Hillsborough Resources (HLB-T), which owns a 63% interest in Quinsam Coal, has also filed for protection. The remainder of Quinsam is held by Japanese-owned Marubeni Coal Canada.

“Hillsborough and Quinsam are facing many of the same issues, and there are some common creditors,” says David Slater, who presides over both companies. “It was likely that a restructuring plan would eventually have to involve both companies.”

Over the past year, Quinsam has failed to comply with various financial covenants with banks and with Northgate Exploration (its other creditor). The company’s woes became more pronounced when, in November 1998, it failed to make a $500,000 principal repayment on a $3-million loan. Some time later, the company, in need of funding for working capital, asset replacement and debt reduction, decided to seek refinancing options through the government of British Columbia’s Job Protections Commissioner (JPC). However, negotions broke down in mid-May, just as Quinsam was in the process of arranging a 1-year, 10% deferral of salaries and wages, restructuring the Northgate-Trilon long-term debt, and securing a $3-million loan from the government.

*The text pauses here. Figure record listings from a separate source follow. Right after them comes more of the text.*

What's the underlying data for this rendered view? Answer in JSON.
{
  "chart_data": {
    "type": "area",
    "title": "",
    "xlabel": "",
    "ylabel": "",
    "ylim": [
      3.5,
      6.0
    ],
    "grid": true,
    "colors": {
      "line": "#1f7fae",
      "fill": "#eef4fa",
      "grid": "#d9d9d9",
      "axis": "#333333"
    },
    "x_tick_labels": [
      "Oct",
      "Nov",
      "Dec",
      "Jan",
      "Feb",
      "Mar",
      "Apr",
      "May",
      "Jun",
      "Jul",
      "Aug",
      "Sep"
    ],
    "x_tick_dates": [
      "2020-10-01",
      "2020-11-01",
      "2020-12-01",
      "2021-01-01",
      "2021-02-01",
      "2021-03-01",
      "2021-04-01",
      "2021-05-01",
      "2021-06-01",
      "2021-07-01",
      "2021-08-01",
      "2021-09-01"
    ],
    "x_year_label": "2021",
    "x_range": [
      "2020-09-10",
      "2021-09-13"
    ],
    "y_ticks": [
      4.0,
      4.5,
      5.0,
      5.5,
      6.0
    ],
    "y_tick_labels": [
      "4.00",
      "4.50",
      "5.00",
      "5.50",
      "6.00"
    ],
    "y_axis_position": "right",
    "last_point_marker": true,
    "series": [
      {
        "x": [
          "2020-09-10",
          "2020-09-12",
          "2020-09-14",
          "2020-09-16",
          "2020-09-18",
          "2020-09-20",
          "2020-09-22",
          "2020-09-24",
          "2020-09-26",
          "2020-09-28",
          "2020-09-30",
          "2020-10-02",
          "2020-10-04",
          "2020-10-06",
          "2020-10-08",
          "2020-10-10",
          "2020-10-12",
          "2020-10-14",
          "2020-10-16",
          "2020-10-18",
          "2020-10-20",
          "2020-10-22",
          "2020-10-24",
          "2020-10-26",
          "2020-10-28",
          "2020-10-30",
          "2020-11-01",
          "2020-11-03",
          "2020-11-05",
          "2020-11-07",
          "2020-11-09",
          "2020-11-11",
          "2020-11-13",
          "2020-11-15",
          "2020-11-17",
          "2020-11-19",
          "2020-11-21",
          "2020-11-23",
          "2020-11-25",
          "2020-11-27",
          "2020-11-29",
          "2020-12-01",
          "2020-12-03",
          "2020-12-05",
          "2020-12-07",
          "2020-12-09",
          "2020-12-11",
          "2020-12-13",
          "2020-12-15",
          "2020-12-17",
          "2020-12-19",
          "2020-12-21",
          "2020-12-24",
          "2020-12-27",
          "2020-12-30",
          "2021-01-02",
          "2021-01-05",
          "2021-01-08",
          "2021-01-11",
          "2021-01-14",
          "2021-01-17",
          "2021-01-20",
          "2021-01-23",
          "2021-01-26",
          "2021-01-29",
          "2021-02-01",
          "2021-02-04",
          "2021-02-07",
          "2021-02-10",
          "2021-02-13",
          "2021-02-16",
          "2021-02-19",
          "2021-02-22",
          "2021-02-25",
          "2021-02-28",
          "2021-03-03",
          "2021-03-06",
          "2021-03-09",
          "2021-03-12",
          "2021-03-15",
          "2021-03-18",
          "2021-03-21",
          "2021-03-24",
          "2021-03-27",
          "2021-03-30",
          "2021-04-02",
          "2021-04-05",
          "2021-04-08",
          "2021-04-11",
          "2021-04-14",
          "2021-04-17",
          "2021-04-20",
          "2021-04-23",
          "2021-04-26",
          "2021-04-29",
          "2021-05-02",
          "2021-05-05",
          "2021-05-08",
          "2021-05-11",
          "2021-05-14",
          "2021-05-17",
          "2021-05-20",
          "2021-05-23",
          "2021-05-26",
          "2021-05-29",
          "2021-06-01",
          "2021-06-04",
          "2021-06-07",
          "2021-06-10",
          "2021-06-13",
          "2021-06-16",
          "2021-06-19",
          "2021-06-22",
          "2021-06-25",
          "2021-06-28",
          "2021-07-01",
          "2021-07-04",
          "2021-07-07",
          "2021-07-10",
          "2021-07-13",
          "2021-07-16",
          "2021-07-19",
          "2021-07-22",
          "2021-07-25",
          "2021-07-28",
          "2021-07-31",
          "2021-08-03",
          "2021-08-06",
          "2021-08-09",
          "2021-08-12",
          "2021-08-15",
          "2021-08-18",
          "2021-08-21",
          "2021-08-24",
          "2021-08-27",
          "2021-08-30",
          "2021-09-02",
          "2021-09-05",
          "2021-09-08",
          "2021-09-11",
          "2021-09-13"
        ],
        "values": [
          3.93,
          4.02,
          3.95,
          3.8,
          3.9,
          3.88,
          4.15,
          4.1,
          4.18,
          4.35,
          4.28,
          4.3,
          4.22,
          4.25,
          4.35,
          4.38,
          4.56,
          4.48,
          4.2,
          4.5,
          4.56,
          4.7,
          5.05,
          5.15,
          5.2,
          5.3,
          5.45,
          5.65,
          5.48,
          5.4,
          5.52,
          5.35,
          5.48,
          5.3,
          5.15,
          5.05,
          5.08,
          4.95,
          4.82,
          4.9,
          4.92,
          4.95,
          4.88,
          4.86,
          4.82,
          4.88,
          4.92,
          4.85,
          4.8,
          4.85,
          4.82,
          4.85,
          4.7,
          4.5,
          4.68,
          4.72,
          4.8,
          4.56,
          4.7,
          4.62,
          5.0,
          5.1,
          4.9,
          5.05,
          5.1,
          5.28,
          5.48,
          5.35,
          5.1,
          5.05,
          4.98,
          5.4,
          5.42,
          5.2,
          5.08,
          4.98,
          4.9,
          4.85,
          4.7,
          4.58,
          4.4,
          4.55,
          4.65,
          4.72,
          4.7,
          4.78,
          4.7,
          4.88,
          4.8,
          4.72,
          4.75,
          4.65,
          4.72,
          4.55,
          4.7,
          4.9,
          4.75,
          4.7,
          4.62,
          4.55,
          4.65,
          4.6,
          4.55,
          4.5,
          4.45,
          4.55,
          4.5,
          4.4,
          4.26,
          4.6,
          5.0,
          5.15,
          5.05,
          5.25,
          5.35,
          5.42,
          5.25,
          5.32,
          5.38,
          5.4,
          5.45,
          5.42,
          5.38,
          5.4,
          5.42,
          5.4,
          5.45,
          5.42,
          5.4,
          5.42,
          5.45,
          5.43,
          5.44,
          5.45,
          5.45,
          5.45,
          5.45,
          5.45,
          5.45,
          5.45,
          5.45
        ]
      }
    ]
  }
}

At present, three British Columbian mines are operating under economic relief packages brokered by the JPC: Imperial Metal’s 55%-owned Mount Polley gold-copper mine; that company’s 60%-held Huckleberry copper mine; and Thompson Creek Mining’s Endako molybdenum mine. Earlier this month, the JPC failed to work out a satisfactory arrangement between Highland Valley Copper and its employees. Highland Valley suspended operations indefinitely after the union refused to accept cut wages (T.N.M., May 24-30/99).

Quinsam and Hillsborough are not the first mining companies to seek protection in British Columbia this year. Royal Oak Mines did so in May after failing to restructure its $665-million debt load. (The company’s Kemess South gold-copper mine is now operating under receivership.)

Slater says Hillsborough has filed for protection “in the interests of all our stakeholders, including our employees, our customers, our creditors and our shareholders.”

He says he is hopeful an acceptable proposal will be tabled, one that will enable the company “regain profitability in the short term and take advantage of the expected improvement in the world coal markets in the longer term.” Quinsam is expected to table a restructuring plan to the B.C. Supreme Court by June 8.

During the first quarter, Hillsborough incurred a net loss of $875,000 (or 5 cents per share) on revenue of $5.5 million, compared with a loss of $1.3 million (7 cents per share) on revenue of $7.6 million in the first three months of 1998.

The company earned $39,000 from coal operations in the recent quarter, compared with a loss of $1.35 million a year ago. Production between the two periods slipped to 144,000 from 171,000 tonnes.

The Quinsam mine slashed operating costs in 1998 by eliminating half of its workforce, curtailing exploration and deferring the delivery of new equipment. However, the improved results were offset by a $4.66-per-tonne drop in the sale price of coal.

Additional expenses included an interest charge increase totalling $58,000, a restructuring expense of $146,000, and a $105,000 increase in depreciation, depletion and amortization costs. The company also reported a $534,000 reduction in other income.